One other concern: This has a certain about of MLM feel to it. People who get on board early are likely to get lots of links, others, down the road are likely to get much fewer links.
So, on to the idea. Add a matrix of links to a blog post of other people that are doing this. Copy the matrix from an existing site. The original idea and matrix can be found here. Copy the matrix, change the Host Tag to the three words that you want to use, and add their tag into the matrix, if it isn’t there already.
Most importantly, when someone adds a matrix, be sure to add them to your list. Then, spread the word.
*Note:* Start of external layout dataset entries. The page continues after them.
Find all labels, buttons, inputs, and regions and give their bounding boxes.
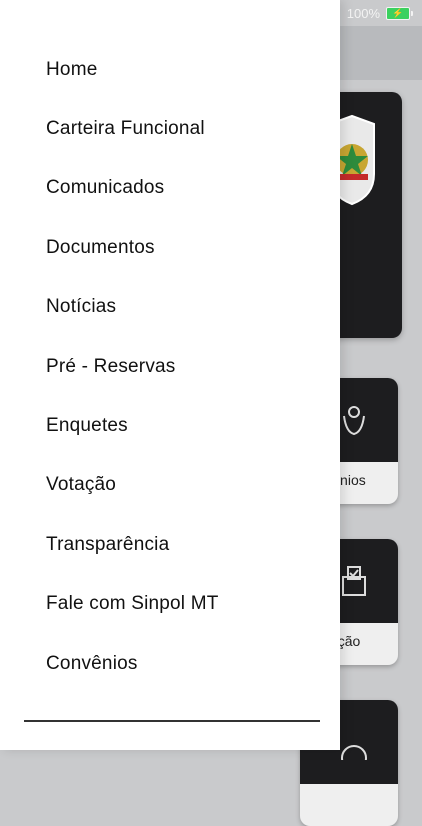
menu-item-transparencia[interactable]: Transparência <box>0 515 340 574</box>
menu-item-noticias[interactable]: Notícias <box>0 278 340 337</box>
menu-item-pre-reservas[interactable]: Pré - Reservas <box>0 337 340 396</box>
menu-item-carteira-funcional[interactable]: Carteira Funcional <box>0 99 340 158</box>
drawer-divider <box>24 720 320 722</box>
menu-item-votacao[interactable]: Votação <box>0 456 340 515</box>
menu-item-fale-com-sinpol[interactable]: Fale com Sinpol MT <box>0 575 340 634</box>
circle-icon <box>341 745 367 760</box>
menu-item-convenios[interactable]: Convênios <box>0 634 340 693</box>
battery-icon: ⚡ <box>386 6 413 20</box>
menu-item-documentos[interactable]: Documentos <box>0 218 340 277</box>
drawer-menu: Home Carteira Funcional Comunicados Docu… <box>0 40 340 693</box>
menu-item-enquetes[interactable]: Enquetes <box>0 396 340 455</box>
navigation-drawer: Home Carteira Funcional Comunicados Docu… <box>0 0 340 750</box>
menu-item-home[interactable]: Home <box>0 40 340 99</box>
menu-item-comunicados[interactable]: Comunicados <box>0 159 340 218</box>
hands-icon <box>343 406 365 436</box>
ballot-box-icon <box>342 566 366 596</box>
battery-percentage: 100% <box>346 5 380 21</box>
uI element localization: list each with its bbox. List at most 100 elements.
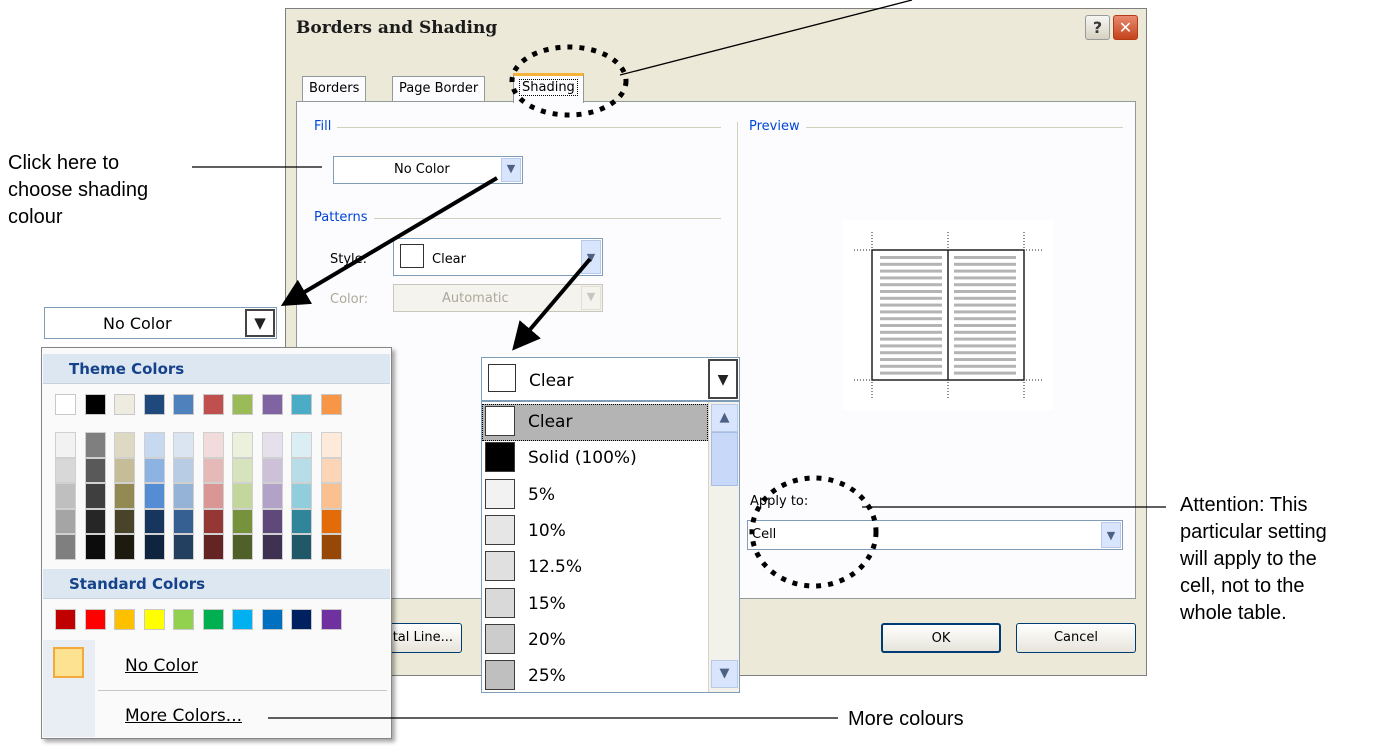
- color-swatch[interactable]: [55, 432, 76, 458]
- color-swatch[interactable]: [55, 508, 76, 535]
- color-swatch[interactable]: [291, 457, 312, 484]
- color-swatch[interactable]: [173, 457, 194, 484]
- color-swatch[interactable]: [261, 534, 283, 560]
- tab-shading[interactable]: Shading: [513, 73, 584, 103]
- color-swatch[interactable]: [320, 457, 342, 484]
- color-swatch[interactable]: [173, 394, 194, 415]
- color-swatch[interactable]: [320, 432, 342, 458]
- color-swatch[interactable]: [173, 432, 194, 458]
- color-swatch[interactable]: [114, 508, 135, 535]
- color-swatch[interactable]: [84, 457, 106, 484]
- chevron-down-icon[interactable]: ▼: [245, 309, 275, 337]
- color-swatch[interactable]: [232, 609, 253, 630]
- color-swatch[interactable]: [173, 609, 194, 630]
- pattern-option[interactable]: 15%: [482, 586, 708, 623]
- color-swatch[interactable]: [202, 394, 224, 415]
- color-swatch[interactable]: [232, 394, 253, 415]
- color-swatch[interactable]: [114, 457, 135, 484]
- color-swatch[interactable]: [55, 534, 76, 560]
- color-swatch[interactable]: [202, 432, 224, 458]
- color-swatch[interactable]: [143, 609, 165, 630]
- color-swatch[interactable]: [114, 432, 135, 458]
- color-swatch[interactable]: [55, 483, 76, 509]
- color-swatch[interactable]: [143, 483, 165, 509]
- color-swatch[interactable]: [114, 609, 135, 630]
- shading-color-dropdown[interactable]: No Color ▼: [44, 307, 277, 339]
- color-swatch[interactable]: [55, 457, 76, 484]
- color-swatch[interactable]: [143, 534, 165, 560]
- cancel-button[interactable]: Cancel: [1016, 623, 1136, 653]
- apply-to-dropdown[interactable]: Cell ▼: [747, 520, 1123, 550]
- color-swatch[interactable]: [143, 394, 165, 415]
- color-swatch[interactable]: [143, 457, 165, 484]
- pattern-style-dropdown[interactable]: Clear ▼: [393, 238, 603, 276]
- color-swatch[interactable]: [261, 609, 283, 630]
- color-swatch[interactable]: [114, 483, 135, 509]
- color-swatch[interactable]: [232, 483, 253, 509]
- color-swatch[interactable]: [173, 534, 194, 560]
- color-swatch[interactable]: [202, 457, 224, 484]
- color-swatch[interactable]: [261, 432, 283, 458]
- vertical-scrollbar[interactable]: ▲ ▼: [708, 402, 739, 692]
- color-swatch[interactable]: [320, 534, 342, 560]
- scroll-up-button[interactable]: ▲: [711, 404, 738, 432]
- close-button[interactable]: ✕: [1113, 15, 1138, 40]
- color-swatch[interactable]: [84, 483, 106, 509]
- color-swatch[interactable]: [202, 609, 224, 630]
- color-swatch[interactable]: [261, 394, 283, 415]
- color-swatch[interactable]: [55, 609, 76, 630]
- tab-page-border[interactable]: Page Border: [392, 76, 486, 102]
- fill-color-dropdown[interactable]: No Color ▼: [333, 156, 523, 184]
- chevron-down-icon[interactable]: ▼: [581, 240, 601, 274]
- color-swatch[interactable]: [84, 609, 106, 630]
- color-swatch[interactable]: [261, 508, 283, 535]
- color-swatch[interactable]: [202, 483, 224, 509]
- color-swatch[interactable]: [232, 508, 253, 535]
- more-colors-option[interactable]: More Colors...: [43, 693, 390, 739]
- pattern-style-dropdown-expanded[interactable]: Clear ▼: [481, 357, 740, 401]
- chevron-down-icon[interactable]: ▼: [501, 158, 521, 182]
- scroll-down-button[interactable]: ▼: [711, 660, 738, 688]
- pattern-option[interactable]: 10%: [482, 513, 708, 550]
- color-swatch[interactable]: [202, 534, 224, 560]
- chevron-down-icon[interactable]: ▼: [1101, 522, 1121, 548]
- color-swatch[interactable]: [320, 483, 342, 509]
- color-swatch[interactable]: [232, 457, 253, 484]
- pattern-option[interactable]: 5%: [482, 477, 708, 514]
- color-swatch[interactable]: [291, 432, 312, 458]
- color-swatch[interactable]: [143, 432, 165, 458]
- color-swatch[interactable]: [114, 394, 135, 415]
- color-swatch[interactable]: [84, 394, 106, 415]
- color-swatch[interactable]: [84, 534, 106, 560]
- color-swatch[interactable]: [84, 432, 106, 458]
- scroll-thumb[interactable]: [711, 432, 738, 486]
- pattern-option[interactable]: Clear: [482, 404, 708, 441]
- tab-borders[interactable]: Borders: [302, 76, 367, 102]
- color-swatch[interactable]: [173, 508, 194, 535]
- color-swatch[interactable]: [114, 534, 135, 560]
- color-swatch[interactable]: [143, 508, 165, 535]
- title-bar[interactable]: Borders and Shading ? ✕: [286, 9, 1146, 47]
- color-swatch[interactable]: [261, 457, 283, 484]
- color-swatch[interactable]: [291, 394, 312, 415]
- pattern-option[interactable]: 12.5%: [482, 549, 708, 586]
- pattern-option[interactable]: 20%: [482, 622, 708, 659]
- no-color-option[interactable]: No Color: [43, 643, 390, 689]
- help-button[interactable]: ?: [1085, 15, 1110, 40]
- color-swatch[interactable]: [202, 508, 224, 535]
- color-swatch[interactable]: [291, 534, 312, 560]
- color-swatch[interactable]: [291, 609, 312, 630]
- ok-button[interactable]: OK: [881, 623, 1001, 653]
- color-swatch[interactable]: [232, 534, 253, 560]
- color-swatch[interactable]: [291, 508, 312, 535]
- color-swatch[interactable]: [291, 483, 312, 509]
- pattern-option[interactable]: Solid (100%): [482, 440, 708, 477]
- color-swatch[interactable]: [320, 609, 342, 630]
- color-swatch[interactable]: [261, 483, 283, 509]
- color-swatch[interactable]: [84, 508, 106, 535]
- color-swatch[interactable]: [232, 432, 253, 458]
- color-swatch[interactable]: [55, 394, 76, 415]
- color-swatch[interactable]: [320, 508, 342, 535]
- color-swatch[interactable]: [173, 483, 194, 509]
- pattern-option[interactable]: 25%: [482, 658, 708, 692]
Here is the current matrix:
International City Travel | Asian Celebrity News | One Million Shirts | Tech at Hand | Rich Minx | Internet Marketing Austria | Ageless Beauty | Web 2.0 Tutorials | Technology Music Life | infokarir jobs | Manila Mom | Link Love | Blogging Money Secret | Busines Chats | Web Design Blog | Daily Life Technology | Make Money Blogging | Steve’s Tech Blog | Agloco Internet Marketing | Daily Bulls Investing | ViralTags | Affiliate Program | Computer Seventy-Five | Learn about e-Learning | Tech Hack Ramblings | Jack Book | Screen Writer Guy | Overseas Filipino Worker | ViralTags | ViralTags | ViralTags | ViralTags | Earn Money Online | Really Smart Guy | Earn Income Online | Day Mind Xpression | Entrepreneurship Internet Web | Make Money Blogging | Create a Blog | Pie Hole | start a blog | Make Money Blogging | Marketing Made Simple | Tech Startups Web2.0 | Music Videos | Political Personal Humorous | Build Rankings Fast | Mrs Sparrow | Hot Buzz | Weight Loss | Really Funny Jokes | Best of Blogs | The Junkie’s Wife | Internet Marketing German | German - USA | Domain Development Blogs | Sundhed og Helbred | Giving Link Love | Business Blog Web | Photoshop Tutorials | Anitokid Chronikos | Klapkids Chronikos | esofthub’s web finds| Everything iPod | Jason’s Random Thoughts | Fun Web Development | Monetize Your Blog | Yung Silent Whisper | Stratz’s Blog | My Journey | ViralTags | ViralTags | ViralTags | ViralTags | Wealth Blog | ViralTags | Gadgets & Technology | Make Money Home | ViralTags | The Broken Bow | Meandering Passage | ViralTags | Fanatic Space | Cheezmizan with Chuva | Catepol | Wolly’s Weblog | Profitable Productive Blogging | Cat on my Head | Bloggointestinale | 2012 Movies | iMod | Lorad Zarcon | Instruzioni | Sid05 Weblog | Bayle | Random Access Life | Mario’s Weblog | Acchiappasogni | Dietro e a Casa | Make Money Online | Anchor Text | Alex 2000 | My Life | Personal Finance | Hanneng.net Tech Blog | Business Twins | Pixie Tail | Gold Rushing’s Blog | Political Social Media | Master Engrafter | Mariuca | Mariuca's Perfume Gallery | HUMA B~
| ViralTags | ViralTags | ViralTags | ViralTags | ViralTags | ViralTags | ViralTags | ViralTags | ViralTags | ViralTags | ViralTags | ViralTags | ViralTags | ViralTags | ViralTags | ViralTags | ViralTags | ViralTags | ViralTags | ViralTags | ViralTags | ViralTags | ViralTags | ViralTags | ViralTags | ViralTags | ViralTags | ViralTags | ViralTags | ViralTags | ViralTags | ViralTags | ViralTags | ViralTags | ViralTags | ViralTags | ViralTags | ViralTags | ViralTags | ViralTags | ViralTags | ViralTags | ViralTags | ViralTags | ViralTags | ViralTags | ViralTags | ViralTags | ViralTags | ViralTags | ViralTags | ViralTags | ViralTags | ViralTags | ViralTags | ViralTags | ViralTags | ViralTags | ViralTags | ViralTags | ViralTags |
Once I get a ping back from you (I promise to do the best I can), I will add your anchor text and the associated link you designate as “Host Tag” here, replacing one of the “ViralTags” from the matrix above. As more and more bloggers copy and paste this matrix, the more backlinks you will have with your anchor text. If everybody who copy and paste from your blog does the same, pretty soon this will spread and go viral. So, the sooner you participate, the more links with anchor text you will receive.